I initially told him the code did not apply to inflatables and I would not comply but before hanging up I told him I would take a look at it when I returned home. After looking at it I emailed him two questions. Was an inflatable a mechanical or structural device and if the state defined these two terms. After consulting Kevin Klutts, Carlene T. Bennett and Kim J. Jefferson he simply restated his position in an email: “Inflatables devices fall under the definition of Amusement devices (Yes, I know, he told me that on the phone.I wanted clarification). Extensive research by the unit, consultation with other government agencies, and discussions with the department’s attorney are consistent with the programs interpretation. Unless we are instructed to change our current policy, we must proceed accordingly.” (Even though we can't determine what type of device it is we have made our decision to continue to enforce our interpretation) 

The agency charged with enforcing this section of the code did not and could not answer the core question that needed to be answered to determine if inflatables met the definition of an amusement device. Finally three week after asking my question to Mr. Hardy Kim Jefferson told me in an email the state considered inflatables a structural device. 

First of all, if you are in the private sector would your boss give you three weeks to answer a clients simple question that you should have known before you made the call? Even after extensive research, meeting with the department’s attorneys and other governmental agencies they still couldn’t say whether an inflatable was a mechanical or structural device. Then why was this agency making phone calls? So naturally I requested all the information related to this review and extensive research thru a FOIA request, which I have not received as of today.

At this point from what I can tell from the non-compliant list on their website they had been calling inflatable business owners since May 2015 citing and enforcing the above code. So, they had at least 18 months before calling me to fully understand what they were trying to enforce and yet they did not have a clue. 

The state did respond to my previous FOIA request concerning complaints and injuries with inflatables from 2015 to April 2017. There have been no reported complaints or injuries to the state related to inflatables in this time period. There were a total of 22 injuries reported during this time most at trampoline parks and the others at amusement parks. Out of the 22 one was operator error and one was mechanical all the others could be contributed to the user.

There is one type of complaint the state is receiving. According to some of the companies I have talked to inflatable companies who have complied are reporting other companies who are not in compliance and you can't blame them but it does sound a little like Cuba. 

I do want to point out two separate pieces of legislation to include and exclude inflatables in the code has failed to pass. 

I point all this out to show how easy it is for any government agency to expand their scope and reach without any legislation.  All they have to do is take current code, ignore the intent of the code, reinterpret the code, get a verbal okay from the state attorney general or others and then its David(individual) vs.Goliath (state).

Just for the record since I did not want to go to jail or be fined I did reluctantly comply.
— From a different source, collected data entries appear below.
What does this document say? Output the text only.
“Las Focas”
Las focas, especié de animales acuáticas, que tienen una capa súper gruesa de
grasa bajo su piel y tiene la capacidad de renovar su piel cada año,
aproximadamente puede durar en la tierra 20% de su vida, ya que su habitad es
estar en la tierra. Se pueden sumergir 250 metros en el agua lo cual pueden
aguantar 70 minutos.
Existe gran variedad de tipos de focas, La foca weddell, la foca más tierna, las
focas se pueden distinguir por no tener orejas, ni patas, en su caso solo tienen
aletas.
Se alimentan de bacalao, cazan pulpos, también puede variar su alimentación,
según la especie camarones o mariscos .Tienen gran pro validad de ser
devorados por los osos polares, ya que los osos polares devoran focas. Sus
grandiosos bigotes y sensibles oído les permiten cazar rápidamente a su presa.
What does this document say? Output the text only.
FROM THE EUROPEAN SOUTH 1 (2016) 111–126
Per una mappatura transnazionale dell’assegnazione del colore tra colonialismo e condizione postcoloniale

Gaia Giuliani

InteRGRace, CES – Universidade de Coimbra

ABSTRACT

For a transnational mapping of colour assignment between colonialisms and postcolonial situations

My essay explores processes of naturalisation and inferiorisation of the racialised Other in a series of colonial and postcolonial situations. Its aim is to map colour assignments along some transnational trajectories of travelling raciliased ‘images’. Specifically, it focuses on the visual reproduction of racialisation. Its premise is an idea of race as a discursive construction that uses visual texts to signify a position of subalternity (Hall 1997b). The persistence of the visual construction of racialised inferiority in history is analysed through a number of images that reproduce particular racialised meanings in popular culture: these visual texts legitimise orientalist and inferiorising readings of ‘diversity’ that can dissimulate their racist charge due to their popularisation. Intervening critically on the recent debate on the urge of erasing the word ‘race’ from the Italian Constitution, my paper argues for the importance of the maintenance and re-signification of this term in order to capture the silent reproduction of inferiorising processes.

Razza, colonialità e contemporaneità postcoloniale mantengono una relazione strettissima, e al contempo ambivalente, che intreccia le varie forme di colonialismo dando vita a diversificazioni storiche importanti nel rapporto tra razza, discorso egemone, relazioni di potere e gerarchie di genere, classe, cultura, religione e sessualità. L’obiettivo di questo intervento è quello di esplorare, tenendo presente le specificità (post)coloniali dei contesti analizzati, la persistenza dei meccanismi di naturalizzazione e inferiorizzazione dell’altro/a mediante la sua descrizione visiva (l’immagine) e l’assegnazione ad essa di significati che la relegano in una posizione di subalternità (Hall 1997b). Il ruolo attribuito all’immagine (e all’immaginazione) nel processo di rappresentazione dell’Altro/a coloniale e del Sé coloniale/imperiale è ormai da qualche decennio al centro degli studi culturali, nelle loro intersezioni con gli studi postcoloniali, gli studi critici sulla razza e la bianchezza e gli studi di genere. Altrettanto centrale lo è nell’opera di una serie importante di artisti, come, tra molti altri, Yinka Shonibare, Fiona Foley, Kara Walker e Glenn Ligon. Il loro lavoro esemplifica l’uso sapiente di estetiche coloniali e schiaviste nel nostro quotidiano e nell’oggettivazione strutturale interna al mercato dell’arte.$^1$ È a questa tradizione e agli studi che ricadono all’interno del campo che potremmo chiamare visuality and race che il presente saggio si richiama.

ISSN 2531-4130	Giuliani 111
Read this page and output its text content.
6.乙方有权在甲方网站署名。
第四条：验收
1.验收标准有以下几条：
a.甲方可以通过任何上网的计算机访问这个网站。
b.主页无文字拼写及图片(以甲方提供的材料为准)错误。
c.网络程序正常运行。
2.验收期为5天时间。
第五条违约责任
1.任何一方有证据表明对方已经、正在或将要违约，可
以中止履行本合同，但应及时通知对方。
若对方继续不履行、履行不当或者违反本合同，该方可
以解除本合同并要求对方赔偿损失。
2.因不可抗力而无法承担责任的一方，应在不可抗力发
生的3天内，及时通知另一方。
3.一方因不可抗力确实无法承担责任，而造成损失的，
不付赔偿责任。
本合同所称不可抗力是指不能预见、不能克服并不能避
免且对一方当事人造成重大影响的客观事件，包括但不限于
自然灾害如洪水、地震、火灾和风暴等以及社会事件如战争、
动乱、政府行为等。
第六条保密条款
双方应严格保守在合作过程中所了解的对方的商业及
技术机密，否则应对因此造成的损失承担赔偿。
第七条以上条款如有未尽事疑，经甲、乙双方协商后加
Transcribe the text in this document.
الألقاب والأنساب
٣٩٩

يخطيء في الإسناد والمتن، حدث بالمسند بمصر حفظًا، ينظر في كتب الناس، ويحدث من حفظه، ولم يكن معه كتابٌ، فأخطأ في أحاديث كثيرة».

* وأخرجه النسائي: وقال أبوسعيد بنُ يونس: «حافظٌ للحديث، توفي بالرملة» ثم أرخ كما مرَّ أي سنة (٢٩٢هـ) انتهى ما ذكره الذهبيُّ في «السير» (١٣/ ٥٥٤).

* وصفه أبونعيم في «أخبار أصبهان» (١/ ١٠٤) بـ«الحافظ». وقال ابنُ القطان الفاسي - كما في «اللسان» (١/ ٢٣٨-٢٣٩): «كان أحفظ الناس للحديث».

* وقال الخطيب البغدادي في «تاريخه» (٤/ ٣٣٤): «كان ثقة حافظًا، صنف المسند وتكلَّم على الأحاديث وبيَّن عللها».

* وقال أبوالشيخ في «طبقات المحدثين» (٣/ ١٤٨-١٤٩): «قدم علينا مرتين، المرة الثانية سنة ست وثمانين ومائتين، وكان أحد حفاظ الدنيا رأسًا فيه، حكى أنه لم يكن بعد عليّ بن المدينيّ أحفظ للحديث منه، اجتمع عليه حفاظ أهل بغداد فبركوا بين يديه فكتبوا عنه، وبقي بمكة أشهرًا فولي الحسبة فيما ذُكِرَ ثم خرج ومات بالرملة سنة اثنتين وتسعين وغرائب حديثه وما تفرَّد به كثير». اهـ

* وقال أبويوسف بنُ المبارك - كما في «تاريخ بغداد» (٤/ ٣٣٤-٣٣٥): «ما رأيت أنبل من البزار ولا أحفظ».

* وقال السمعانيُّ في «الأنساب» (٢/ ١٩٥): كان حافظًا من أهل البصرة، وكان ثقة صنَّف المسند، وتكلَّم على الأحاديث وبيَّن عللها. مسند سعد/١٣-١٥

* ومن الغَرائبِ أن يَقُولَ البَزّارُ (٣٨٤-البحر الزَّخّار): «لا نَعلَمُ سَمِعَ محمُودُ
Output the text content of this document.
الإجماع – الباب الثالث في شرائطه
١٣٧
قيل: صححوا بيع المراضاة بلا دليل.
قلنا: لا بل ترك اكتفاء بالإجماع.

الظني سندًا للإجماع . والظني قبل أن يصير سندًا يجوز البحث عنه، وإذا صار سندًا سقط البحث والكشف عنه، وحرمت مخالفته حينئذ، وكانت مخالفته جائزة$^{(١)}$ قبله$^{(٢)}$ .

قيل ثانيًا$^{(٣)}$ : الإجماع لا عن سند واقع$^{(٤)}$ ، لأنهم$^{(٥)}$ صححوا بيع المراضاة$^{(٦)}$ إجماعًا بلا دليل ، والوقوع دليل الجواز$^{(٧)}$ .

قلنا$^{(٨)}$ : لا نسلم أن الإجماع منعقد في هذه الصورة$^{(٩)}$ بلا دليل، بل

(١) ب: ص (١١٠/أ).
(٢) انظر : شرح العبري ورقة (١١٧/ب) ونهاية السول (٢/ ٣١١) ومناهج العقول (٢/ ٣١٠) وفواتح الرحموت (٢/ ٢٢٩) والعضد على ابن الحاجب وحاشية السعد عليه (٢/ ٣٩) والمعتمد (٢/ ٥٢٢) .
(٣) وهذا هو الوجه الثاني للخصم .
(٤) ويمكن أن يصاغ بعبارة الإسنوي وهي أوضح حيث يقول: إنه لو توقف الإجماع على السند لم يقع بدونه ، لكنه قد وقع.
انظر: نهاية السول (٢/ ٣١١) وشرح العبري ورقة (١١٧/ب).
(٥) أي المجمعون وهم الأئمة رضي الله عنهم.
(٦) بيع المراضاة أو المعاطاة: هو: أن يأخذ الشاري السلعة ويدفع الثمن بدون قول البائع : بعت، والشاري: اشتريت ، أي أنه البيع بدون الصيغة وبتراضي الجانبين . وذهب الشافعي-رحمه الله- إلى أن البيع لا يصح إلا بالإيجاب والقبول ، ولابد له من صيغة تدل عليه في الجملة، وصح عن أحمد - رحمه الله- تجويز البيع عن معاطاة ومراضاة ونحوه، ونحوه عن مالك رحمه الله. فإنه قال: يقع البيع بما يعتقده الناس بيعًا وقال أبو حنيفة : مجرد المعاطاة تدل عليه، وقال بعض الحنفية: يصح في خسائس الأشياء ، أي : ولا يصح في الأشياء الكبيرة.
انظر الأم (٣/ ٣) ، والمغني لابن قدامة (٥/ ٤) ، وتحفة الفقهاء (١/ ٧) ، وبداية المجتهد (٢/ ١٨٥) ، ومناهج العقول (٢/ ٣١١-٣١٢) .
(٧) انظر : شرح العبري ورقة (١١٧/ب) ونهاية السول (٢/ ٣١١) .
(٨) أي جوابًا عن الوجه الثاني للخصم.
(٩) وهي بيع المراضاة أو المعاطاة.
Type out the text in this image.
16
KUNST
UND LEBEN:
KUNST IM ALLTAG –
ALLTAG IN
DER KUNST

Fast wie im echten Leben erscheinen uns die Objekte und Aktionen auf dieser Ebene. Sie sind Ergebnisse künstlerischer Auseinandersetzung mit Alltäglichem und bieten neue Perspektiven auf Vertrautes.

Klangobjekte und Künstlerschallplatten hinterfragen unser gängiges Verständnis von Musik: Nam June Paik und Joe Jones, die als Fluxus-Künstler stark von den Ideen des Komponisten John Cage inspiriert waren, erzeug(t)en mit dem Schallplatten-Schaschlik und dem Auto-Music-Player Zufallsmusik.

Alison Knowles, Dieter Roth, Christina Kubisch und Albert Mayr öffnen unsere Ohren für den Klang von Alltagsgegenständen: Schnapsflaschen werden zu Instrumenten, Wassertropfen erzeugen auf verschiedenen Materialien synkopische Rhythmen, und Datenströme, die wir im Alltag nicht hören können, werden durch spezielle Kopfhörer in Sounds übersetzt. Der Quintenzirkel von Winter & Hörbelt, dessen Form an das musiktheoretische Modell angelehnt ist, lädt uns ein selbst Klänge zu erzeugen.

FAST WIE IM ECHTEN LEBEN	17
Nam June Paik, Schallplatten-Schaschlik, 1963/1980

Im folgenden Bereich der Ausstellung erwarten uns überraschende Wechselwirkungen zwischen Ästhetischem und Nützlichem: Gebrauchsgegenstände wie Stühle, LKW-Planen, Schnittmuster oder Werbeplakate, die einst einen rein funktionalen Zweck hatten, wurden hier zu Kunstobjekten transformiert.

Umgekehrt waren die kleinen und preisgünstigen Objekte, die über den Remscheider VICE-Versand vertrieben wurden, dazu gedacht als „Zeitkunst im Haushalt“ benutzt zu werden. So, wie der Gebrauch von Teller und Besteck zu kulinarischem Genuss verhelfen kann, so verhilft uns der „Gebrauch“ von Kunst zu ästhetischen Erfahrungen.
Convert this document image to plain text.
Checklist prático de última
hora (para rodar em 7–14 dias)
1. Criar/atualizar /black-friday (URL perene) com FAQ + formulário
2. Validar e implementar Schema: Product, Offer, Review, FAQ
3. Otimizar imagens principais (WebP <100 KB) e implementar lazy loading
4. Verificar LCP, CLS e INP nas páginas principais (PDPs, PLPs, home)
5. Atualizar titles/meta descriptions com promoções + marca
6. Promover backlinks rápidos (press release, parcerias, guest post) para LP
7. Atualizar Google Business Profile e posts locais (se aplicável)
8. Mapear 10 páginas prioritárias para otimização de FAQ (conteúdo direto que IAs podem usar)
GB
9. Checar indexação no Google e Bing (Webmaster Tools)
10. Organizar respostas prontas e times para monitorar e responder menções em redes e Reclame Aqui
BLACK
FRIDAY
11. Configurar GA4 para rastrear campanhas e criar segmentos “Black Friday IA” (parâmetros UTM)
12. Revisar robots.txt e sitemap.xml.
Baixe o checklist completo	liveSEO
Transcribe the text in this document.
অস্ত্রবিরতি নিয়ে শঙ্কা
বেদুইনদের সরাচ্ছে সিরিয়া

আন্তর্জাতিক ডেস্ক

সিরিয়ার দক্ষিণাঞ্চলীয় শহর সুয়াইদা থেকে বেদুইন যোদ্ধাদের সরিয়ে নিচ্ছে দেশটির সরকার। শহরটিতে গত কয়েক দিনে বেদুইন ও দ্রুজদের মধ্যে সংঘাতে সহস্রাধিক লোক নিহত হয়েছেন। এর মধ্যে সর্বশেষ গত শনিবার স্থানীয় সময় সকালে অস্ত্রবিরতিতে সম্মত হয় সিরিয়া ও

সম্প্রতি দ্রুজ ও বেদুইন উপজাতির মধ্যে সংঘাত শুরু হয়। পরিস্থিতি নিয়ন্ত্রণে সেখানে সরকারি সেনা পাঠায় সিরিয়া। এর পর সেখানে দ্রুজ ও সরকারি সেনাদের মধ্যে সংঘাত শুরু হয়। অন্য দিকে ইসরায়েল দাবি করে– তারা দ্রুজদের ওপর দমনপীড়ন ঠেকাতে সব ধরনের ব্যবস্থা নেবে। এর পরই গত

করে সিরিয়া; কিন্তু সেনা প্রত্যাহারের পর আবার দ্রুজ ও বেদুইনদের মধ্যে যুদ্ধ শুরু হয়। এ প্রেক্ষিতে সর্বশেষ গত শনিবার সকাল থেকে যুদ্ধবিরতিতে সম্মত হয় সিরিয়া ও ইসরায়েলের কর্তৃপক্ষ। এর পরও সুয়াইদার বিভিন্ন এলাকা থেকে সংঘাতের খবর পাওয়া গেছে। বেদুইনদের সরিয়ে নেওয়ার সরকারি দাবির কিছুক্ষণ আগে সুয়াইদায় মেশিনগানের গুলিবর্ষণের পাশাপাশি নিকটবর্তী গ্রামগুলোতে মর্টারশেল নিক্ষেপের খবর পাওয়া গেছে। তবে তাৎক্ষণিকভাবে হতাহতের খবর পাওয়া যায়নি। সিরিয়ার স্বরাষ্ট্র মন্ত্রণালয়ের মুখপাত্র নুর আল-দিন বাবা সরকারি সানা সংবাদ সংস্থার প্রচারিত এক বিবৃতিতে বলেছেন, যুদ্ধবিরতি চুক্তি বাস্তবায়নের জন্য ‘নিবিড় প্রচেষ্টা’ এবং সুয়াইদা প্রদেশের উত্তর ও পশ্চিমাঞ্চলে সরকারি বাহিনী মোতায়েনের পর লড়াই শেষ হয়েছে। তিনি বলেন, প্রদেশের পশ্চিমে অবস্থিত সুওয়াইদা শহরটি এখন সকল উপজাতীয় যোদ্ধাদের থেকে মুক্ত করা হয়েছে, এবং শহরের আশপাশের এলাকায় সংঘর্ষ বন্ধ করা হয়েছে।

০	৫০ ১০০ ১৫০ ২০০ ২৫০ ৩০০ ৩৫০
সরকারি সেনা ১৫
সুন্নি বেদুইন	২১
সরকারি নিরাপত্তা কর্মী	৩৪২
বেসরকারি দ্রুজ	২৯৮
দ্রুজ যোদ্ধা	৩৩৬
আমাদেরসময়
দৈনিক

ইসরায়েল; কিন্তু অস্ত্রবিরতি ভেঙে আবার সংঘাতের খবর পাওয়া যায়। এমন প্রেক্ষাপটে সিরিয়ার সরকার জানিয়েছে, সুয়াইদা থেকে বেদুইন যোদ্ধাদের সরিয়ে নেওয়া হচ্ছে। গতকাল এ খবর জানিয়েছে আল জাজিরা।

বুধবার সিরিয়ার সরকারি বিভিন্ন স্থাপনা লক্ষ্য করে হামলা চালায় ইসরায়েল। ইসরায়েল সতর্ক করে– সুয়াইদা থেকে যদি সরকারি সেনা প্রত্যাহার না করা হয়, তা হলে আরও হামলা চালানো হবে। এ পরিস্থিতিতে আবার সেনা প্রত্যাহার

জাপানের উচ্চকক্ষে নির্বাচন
Others chose to shut down their business. Some companies will believe this to be a great idea (I haven't talked to any that do and I have talked to a number) partly because they recognize the state has constructed a barrier to entry that some will not want to cross and it will drive some out as we have already seen.

Some will say this is for the safety of the children, not so. Even Mr. Hardy in his initial conversation with me didn’t mention safety only leveling the playing field. The inspection and permitting process adds nothing to the safety of the inflatables as almost all injuries related to any type of device is most likely due to the user as shown by the reports filed with the state.   The cited code the state is enforcing does not apply to inflatables and the state is not experiencing a health and safety issue (which is the reason they most likely use to pass any regulation) with inflatables and has no business regulating them.